Par­lait-il de la sur­veillance élec­tro­nique des résul­tats des élec­tions en temps réel, ou au moins d’avoir accès à des ser­veurs qui l’assurent ? Il faut l’espérer, car il ne s’agit plus de cette seule course à la pré­si­dence. Il s’agit de la sur­vie des États-Unis d’Amérique en tant que répu­blique constitutionnelle.

Si la cabale de gauche der­rière l’actuel hold-up élec­to­ral devait réus­sir, elle ne ferait qu’encourager ses membres à tri­cher encore plus effron­té­ment la pro­chaine fois. Une minus­cule oli­gar­chie serait effec­ti­ve­ment à la tête des États-Unis, la Consti­tu­tion devien­drait lettre morte et le gou­ver­ne­ment par la loi plu­tôt que l’état de droit serait à l’ordre du jour.

Dans son dis­cours inau­gu­ral, le pré­sident Ronald Rea­gan rap­pe­lait aux Amé­ri­cains que « la liber­té n’est jamais à plus d’une géné­ra­tion de l’extinction ». Son aver­tis­se­ment résonne aujourd’hui de manière frap­pante. Nous sommes confron­tés à une menace unique de haute tech­no­lo­gie sur nos élec­tions, à la fois de l’intérieur et de l’extérieur des États-Unis.
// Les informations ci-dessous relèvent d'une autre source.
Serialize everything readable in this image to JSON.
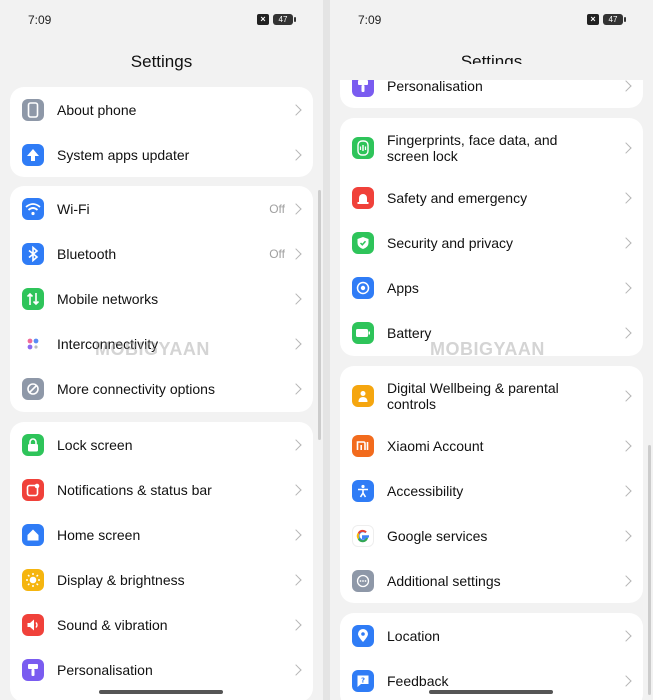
{
  "left": {
    "status": {
      "time": "7:09",
      "battery": "47"
    },
    "title": "Settings",
    "groups": [
      [
        {
          "label": "About phone",
          "icon": "phone-icon",
          "color": "#8e98a8"
        },
        {
          "label": "System apps updater",
          "icon": "arrow-up-icon",
          "color": "#2f7cf6"
        }
      ],
      [
        {
          "label": "Wi-Fi",
          "value": "Off",
          "icon": "wifi-icon",
          "color": "#2f7cf6"
        },
        {
          "label": "Bluetooth",
          "value": "Off",
          "icon": "bluetooth-icon",
          "color": "#2f7cf6"
        },
        {
          "label": "Mobile networks",
          "icon": "mobile-data-icon",
          "color": "#2ec45a"
        },
        {
          "label": "Interconnectivity",
          "icon": "dots-icon",
          "color": "#ffffff"
        },
        {
          "label": "More connectivity options",
          "icon": "link-icon",
          "color": "#8e98a8"
        }
      ],
      [
        {
          "label": "Lock screen",
          "icon": "lock-icon",
          "color": "#2ec45a"
        },
        {
          "label": "Notifications & status bar",
          "icon": "notification-icon",
          "color": "#f0413a"
        },
        {
          "label": "Home screen",
          "icon": "home-icon",
          "color": "#2f7cf6"
        },
        {
          "label": "Display & brightness",
          "icon": "sun-icon",
          "color": "#f5b50f"
        },
        {
          "label": "Sound & vibration",
          "icon": "speaker-icon",
          "color": "#f0413a"
        },
        {
          "label": "Personalisation",
          "icon": "brush-icon",
          "color": "#7a5cf0"
        }
      ]
    ],
    "watermark": "MOBIGYAAN"
  },
  "right": {
    "status": {
      "time": "7:09",
      "battery": "47"
    },
    "title": "Settings",
    "partial_row": {
      "label": "Personalisation",
      "icon": "brush-icon",
      "color": "#7a5cf0"
    },
    "groups": [
      [
        {
          "label": "Fingerprints, face data, and screen lock",
          "icon": "fingerprint-icon",
          "color": "#2ec45a"
        },
        {
          "label": "Safety and emergency",
          "icon": "emergency-icon",
          "color": "#f0413a"
        },
        {
          "label": "Security and privacy",
          "icon": "shield-icon",
          "color": "#2ec45a"
        },
        {
          "label": "Apps",
          "icon": "apps-icon",
          "color": "#2f7cf6"
        },
        {
          "label": "Battery",
          "icon": "battery-icon",
          "color": "#2ec45a"
        }
      ],
      [
        {
          "label": "Digital Wellbeing & parental controls",
          "icon": "wellbeing-icon",
          "color": "#f5a60f"
        },
        {
          "label": "Xiaomi Account",
          "icon": "xiaomi-icon",
          "color": "#f26b1d"
        },
        {
          "label": "Accessibility",
          "icon": "accessibility-icon",
          "color": "#2f7cf6"
        },
        {
          "label": "Google services",
          "icon": "google-icon",
          "color": "#ffffff"
        },
        {
          "label": "Additional settings",
          "icon": "more-icon",
          "color": "#8e98a8"
        }
      ],
      [
        {
          "label": "Location",
          "icon": "location-icon",
          "color": "#2f7cf6"
        },
        {
          "label": "Feedback",
          "icon": "feedback-icon",
          "color": "#2f7cf6"
        }
      ]
    ],
    "watermark": "MOBIGYAAN"
  }
}
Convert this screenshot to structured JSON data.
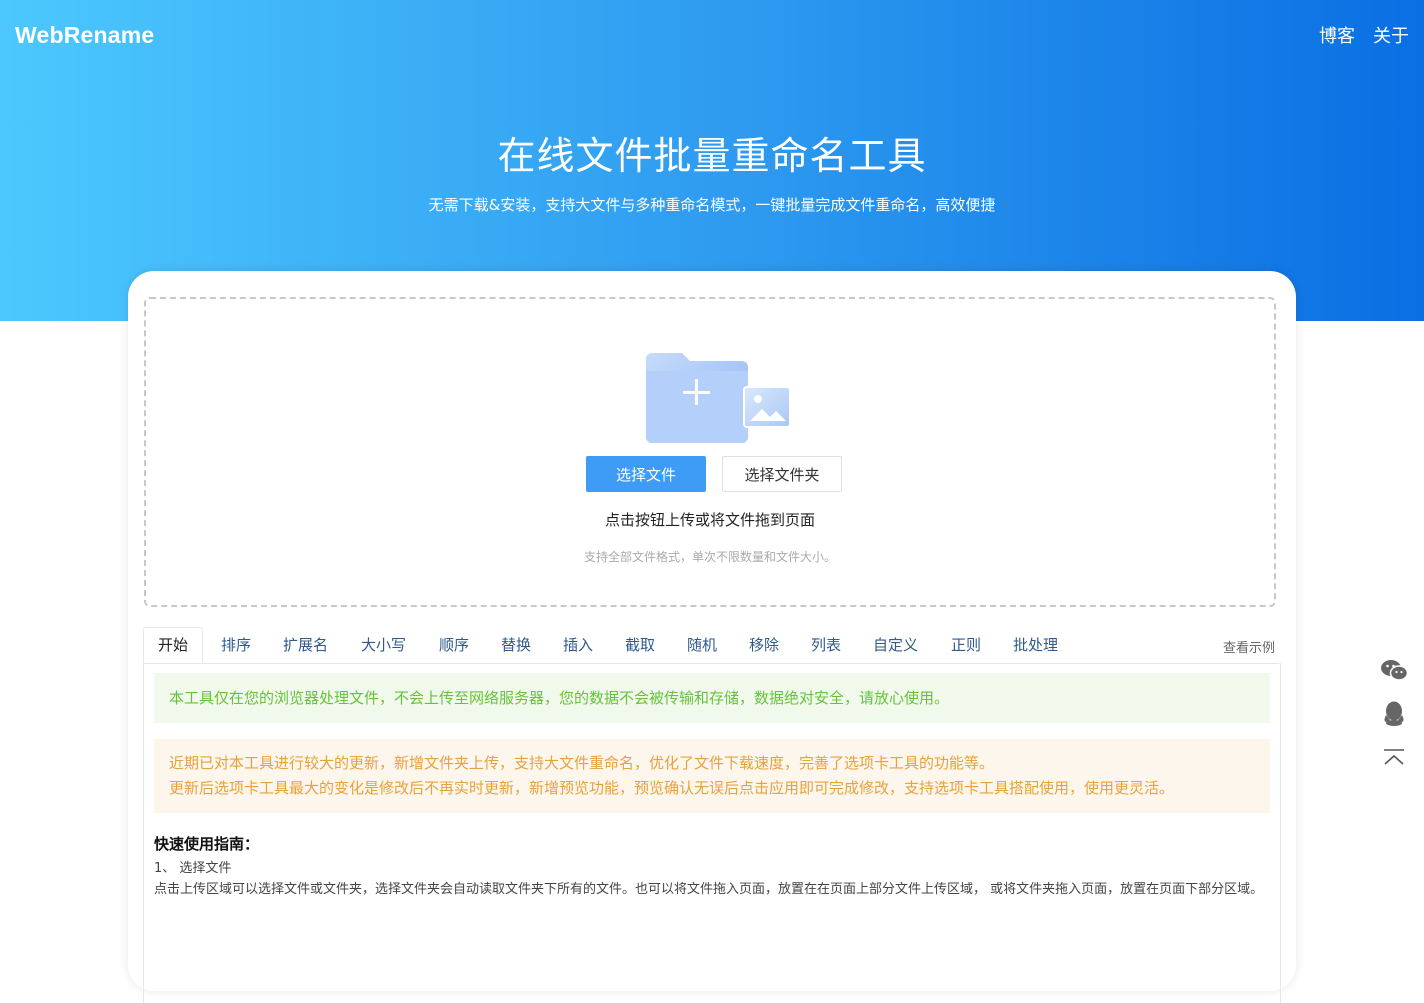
{
  "brand": "WebRename",
  "nav": {
    "blog": "博客",
    "about": "关于"
  },
  "hero": {
    "title": "在线文件批量重命名工具",
    "subtitle": "无需下载&安装，支持大文件与多种重命名模式，一键批量完成文件重命名，高效便捷"
  },
  "upload": {
    "select_file": "选择文件",
    "select_folder": "选择文件夹",
    "hint": "点击按钮上传或将文件拖到页面",
    "subhint": "支持全部文件格式，单次不限数量和文件大小。"
  },
  "tabs": [
    {
      "label": "开始"
    },
    {
      "label": "排序"
    },
    {
      "label": "扩展名"
    },
    {
      "label": "大小写"
    },
    {
      "label": "顺序"
    },
    {
      "label": "替换"
    },
    {
      "label": "插入"
    },
    {
      "label": "截取"
    },
    {
      "label": "随机"
    },
    {
      "label": "移除"
    },
    {
      "label": "列表"
    },
    {
      "label": "自定义"
    },
    {
      "label": "正则"
    },
    {
      "label": "批处理"
    }
  ],
  "view_example": "查看示例",
  "notices": {
    "success": "本工具仅在您的浏览器处理文件，不会上传至网络服务器，您的数据不会被传输和存储，数据绝对安全，请放心使用。",
    "update_line1": "近期已对本工具进行较大的更新，新增文件夹上传，支持大文件重命名，优化了文件下载速度，完善了选项卡工具的功能等。",
    "update_line2": "更新后选项卡工具最大的变化是修改后不再实时更新，新增预览功能，预览确认无误后点击应用即可完成修改，支持选项卡工具搭配使用，使用更灵活。"
  },
  "guide": {
    "title": "快速使用指南：",
    "step1_title": "1、 选择文件",
    "step1_text": "点击上传区域可以选择文件或文件夹，选择文件夹会自动读取文件夹下所有的文件。也可以将文件拖入页面，放置在在页面上部分文件上传区域， 或将文件夹拖入页面，放置在页面下部分区域。"
  },
  "side_tools": [
    "wechat-icon",
    "qq-icon",
    "back-to-top-icon"
  ],
  "colors": {
    "primary": "#3f9cf6",
    "success_text": "#67c23a",
    "warning_text": "#e6a23c"
  }
}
Nous devons prier pour que Trump ne soit pas seule­ment réélu, mais qu’il « les ait tous ». Et ensuite, nous devons adop­ter des normes élec­to­rales natio­nales com­plètes pour garan­tir des élec­tions libres et équi­tables à l’avenir, même dans des villes gérées par des démo­crates cor­rom­pus comme Philadelphie.

Si nous ne gué­ris­sons pas main­te­nant notre corps poli­tique du poi­son qui l’a infec­té, nous cou­rons le risque, selon la mise en garde du pré­sident Rea­gan, de « pas­ser nos der­nières années à racon­ter à nos enfants et aux enfants de nos enfants ce qu’était la vie aux États-Unis du temps où les hommes étaient libres ».